The case file states that the neo-Nazi party began operating as a criminal organization in 2008, with Nikos Michaloliakos [pictured], Ilias Kasidiaris, Yannis Lagos, Ilias Panagiotaros, Konstantinos Barbarousis, Stathis Boukouras and Christos Pappas being known to authorities. The group initially started a political organization in the 1980s, but later developed into a party with a hierarchical structure.
The party leader Nikos Michaloliakos was the neo-Nazi party’s general secretary, followed by the MPs and the “cell leader” of localized groups. As of 2012, when Golden Dawn entered Parliament for the first time, the cell leaders spoke directly to the local party MP, who in turn consulted with the party’s leadership for the approval of criminal actions. The party explicitly used violent means against foreigners and those it considered “serious ideological enemies”.

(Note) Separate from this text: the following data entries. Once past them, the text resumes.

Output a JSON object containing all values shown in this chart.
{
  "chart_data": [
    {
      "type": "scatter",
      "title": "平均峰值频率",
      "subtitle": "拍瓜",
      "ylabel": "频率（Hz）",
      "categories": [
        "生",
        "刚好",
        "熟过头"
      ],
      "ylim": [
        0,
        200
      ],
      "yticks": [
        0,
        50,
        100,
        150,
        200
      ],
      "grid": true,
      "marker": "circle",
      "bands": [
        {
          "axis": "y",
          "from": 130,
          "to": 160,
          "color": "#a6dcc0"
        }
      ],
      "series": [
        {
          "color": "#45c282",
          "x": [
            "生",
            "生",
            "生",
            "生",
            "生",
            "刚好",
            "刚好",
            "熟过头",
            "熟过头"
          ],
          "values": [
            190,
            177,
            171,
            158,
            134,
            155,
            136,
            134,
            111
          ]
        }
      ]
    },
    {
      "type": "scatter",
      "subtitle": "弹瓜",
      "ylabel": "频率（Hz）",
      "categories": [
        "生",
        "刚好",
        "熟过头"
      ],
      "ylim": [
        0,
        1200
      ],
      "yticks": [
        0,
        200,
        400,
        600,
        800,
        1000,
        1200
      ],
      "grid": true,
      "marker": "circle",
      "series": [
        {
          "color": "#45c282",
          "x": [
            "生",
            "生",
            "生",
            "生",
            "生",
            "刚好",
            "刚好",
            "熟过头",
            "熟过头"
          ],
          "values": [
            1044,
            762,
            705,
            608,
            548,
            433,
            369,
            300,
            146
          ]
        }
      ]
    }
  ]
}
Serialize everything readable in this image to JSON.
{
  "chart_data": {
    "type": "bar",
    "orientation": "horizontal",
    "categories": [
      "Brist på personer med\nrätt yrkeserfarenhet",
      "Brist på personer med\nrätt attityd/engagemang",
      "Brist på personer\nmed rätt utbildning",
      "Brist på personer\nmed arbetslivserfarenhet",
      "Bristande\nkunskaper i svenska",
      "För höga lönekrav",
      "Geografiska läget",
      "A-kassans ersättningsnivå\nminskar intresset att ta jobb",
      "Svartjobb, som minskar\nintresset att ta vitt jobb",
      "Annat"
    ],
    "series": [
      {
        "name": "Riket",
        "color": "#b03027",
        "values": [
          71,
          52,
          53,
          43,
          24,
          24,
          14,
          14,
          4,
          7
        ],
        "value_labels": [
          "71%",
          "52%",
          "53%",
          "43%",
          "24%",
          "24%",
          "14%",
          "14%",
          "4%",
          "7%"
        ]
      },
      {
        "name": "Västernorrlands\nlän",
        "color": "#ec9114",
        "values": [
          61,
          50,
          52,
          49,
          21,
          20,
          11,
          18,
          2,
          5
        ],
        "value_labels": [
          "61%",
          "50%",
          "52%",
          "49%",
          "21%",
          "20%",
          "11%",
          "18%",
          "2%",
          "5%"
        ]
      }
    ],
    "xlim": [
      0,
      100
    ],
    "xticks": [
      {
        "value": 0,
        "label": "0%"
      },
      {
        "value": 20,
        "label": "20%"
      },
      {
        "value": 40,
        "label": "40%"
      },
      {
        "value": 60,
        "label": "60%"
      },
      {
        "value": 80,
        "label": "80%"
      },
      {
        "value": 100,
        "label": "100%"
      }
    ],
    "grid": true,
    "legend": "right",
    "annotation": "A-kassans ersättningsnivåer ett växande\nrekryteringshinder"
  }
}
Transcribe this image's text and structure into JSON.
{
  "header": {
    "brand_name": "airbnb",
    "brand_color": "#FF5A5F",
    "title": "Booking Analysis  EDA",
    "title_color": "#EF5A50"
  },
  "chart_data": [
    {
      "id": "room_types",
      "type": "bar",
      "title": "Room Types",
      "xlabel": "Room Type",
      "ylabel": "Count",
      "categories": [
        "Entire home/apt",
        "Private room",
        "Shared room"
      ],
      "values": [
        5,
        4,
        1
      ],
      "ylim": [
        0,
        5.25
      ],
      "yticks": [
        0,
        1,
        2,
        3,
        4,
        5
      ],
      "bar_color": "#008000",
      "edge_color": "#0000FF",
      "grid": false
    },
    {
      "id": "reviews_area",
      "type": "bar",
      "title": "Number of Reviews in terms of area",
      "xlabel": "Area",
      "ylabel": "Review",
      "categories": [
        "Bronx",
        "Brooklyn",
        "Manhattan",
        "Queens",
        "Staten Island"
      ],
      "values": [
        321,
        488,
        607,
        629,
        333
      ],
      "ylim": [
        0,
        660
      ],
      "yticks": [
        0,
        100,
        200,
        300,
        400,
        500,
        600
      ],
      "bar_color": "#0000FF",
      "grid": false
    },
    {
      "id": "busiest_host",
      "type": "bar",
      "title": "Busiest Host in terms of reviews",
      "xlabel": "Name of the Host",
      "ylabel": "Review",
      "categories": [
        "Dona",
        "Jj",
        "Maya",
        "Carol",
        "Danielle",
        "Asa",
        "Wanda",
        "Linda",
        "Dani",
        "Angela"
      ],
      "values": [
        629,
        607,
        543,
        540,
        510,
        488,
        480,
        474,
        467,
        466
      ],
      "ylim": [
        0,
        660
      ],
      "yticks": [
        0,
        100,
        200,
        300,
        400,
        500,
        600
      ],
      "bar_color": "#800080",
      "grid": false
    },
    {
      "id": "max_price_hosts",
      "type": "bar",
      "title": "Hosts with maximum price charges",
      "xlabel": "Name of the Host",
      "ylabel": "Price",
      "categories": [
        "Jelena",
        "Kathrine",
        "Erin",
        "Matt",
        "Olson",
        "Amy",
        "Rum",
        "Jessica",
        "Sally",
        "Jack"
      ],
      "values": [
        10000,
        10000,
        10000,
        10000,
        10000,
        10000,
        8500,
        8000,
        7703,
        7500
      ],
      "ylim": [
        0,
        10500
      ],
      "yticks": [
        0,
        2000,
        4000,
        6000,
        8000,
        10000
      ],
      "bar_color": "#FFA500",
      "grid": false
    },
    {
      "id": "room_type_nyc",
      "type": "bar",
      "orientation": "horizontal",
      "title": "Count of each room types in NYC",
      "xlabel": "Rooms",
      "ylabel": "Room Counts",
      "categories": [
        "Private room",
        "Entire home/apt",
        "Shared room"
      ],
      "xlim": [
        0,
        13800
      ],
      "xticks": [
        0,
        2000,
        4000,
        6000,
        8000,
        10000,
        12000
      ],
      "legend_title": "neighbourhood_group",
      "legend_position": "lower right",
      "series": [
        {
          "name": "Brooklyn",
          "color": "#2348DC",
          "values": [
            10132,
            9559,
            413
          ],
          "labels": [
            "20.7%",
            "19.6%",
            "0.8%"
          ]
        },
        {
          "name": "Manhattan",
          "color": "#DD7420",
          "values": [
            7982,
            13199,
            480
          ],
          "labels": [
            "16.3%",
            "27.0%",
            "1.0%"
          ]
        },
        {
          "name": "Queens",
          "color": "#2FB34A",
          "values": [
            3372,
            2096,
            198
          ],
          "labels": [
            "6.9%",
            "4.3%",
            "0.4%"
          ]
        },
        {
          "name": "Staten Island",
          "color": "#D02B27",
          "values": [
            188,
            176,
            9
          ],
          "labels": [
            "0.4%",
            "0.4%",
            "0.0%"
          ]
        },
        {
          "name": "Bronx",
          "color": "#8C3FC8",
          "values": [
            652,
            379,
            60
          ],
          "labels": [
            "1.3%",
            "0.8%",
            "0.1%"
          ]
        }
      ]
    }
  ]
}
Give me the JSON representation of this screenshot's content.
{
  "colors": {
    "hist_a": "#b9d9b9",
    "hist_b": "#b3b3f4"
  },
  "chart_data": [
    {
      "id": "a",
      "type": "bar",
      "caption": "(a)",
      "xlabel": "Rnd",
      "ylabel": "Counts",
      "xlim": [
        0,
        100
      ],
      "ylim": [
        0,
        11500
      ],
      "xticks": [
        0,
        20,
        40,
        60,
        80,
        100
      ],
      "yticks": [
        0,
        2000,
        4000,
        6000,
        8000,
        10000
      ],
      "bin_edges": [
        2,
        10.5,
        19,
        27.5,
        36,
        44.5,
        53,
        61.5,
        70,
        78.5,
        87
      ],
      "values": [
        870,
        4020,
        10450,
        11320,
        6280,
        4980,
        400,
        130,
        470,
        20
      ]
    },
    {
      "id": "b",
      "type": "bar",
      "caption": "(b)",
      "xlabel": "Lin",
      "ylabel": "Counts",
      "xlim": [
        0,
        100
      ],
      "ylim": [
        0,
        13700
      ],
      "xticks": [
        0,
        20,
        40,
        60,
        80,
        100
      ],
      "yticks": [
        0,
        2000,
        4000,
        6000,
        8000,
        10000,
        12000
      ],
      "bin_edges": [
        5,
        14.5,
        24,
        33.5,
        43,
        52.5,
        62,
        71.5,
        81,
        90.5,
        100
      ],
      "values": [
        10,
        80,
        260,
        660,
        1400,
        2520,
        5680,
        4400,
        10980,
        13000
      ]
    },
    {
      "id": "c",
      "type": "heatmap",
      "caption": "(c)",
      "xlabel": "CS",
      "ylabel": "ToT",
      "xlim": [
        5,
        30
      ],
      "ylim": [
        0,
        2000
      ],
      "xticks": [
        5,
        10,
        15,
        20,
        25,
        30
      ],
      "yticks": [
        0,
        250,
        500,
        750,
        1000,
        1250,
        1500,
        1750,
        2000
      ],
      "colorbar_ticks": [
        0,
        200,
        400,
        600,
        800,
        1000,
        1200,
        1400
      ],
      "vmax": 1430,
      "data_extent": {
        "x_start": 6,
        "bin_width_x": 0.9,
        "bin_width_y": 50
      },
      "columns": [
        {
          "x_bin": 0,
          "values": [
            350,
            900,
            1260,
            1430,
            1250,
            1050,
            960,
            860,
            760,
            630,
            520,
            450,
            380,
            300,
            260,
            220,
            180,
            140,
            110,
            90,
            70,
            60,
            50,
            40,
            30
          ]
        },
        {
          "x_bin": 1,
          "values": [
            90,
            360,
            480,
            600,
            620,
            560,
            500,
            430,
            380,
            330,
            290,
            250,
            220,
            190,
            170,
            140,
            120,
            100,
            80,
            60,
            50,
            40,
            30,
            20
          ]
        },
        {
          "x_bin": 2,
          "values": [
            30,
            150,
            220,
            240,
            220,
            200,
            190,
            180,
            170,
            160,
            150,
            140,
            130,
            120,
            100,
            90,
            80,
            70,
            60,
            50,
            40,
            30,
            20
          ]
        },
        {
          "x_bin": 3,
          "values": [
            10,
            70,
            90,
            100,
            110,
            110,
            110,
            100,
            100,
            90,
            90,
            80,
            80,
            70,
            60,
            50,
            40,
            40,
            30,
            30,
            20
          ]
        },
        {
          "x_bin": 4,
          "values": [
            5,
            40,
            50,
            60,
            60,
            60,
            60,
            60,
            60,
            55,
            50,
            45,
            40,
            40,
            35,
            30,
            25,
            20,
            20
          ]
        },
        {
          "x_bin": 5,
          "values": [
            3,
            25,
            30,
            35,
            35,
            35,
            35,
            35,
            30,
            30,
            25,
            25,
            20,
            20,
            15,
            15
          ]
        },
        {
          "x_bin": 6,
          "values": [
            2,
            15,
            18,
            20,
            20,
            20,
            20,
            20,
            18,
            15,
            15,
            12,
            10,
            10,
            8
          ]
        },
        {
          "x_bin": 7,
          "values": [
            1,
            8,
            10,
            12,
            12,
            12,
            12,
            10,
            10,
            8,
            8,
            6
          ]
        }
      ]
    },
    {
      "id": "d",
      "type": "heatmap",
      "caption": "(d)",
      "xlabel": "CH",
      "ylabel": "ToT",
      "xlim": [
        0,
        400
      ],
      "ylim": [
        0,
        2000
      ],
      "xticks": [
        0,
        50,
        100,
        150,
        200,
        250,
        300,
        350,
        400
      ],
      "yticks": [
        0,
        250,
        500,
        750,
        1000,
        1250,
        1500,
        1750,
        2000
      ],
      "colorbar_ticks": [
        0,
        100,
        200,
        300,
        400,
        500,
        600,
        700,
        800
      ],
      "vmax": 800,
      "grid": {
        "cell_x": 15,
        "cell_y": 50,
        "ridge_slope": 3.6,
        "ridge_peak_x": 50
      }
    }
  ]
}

Members of the neo-Nazi group were involved in ten murder and attempted murder cases, dating back to 2008, with the murderσ of Pavlos Fyssas and Shehzad Luqman being cases which prompted the criminal investigation. Golden Dawn members and “assault squads” were involved in the attempted homicide of PAME unionists and Egyptian fishermen in Perama, as well as attacks against community centers and social spaces. Many members were tasked with “patrolling” and carrying out “cleansing operations” in down town Athens.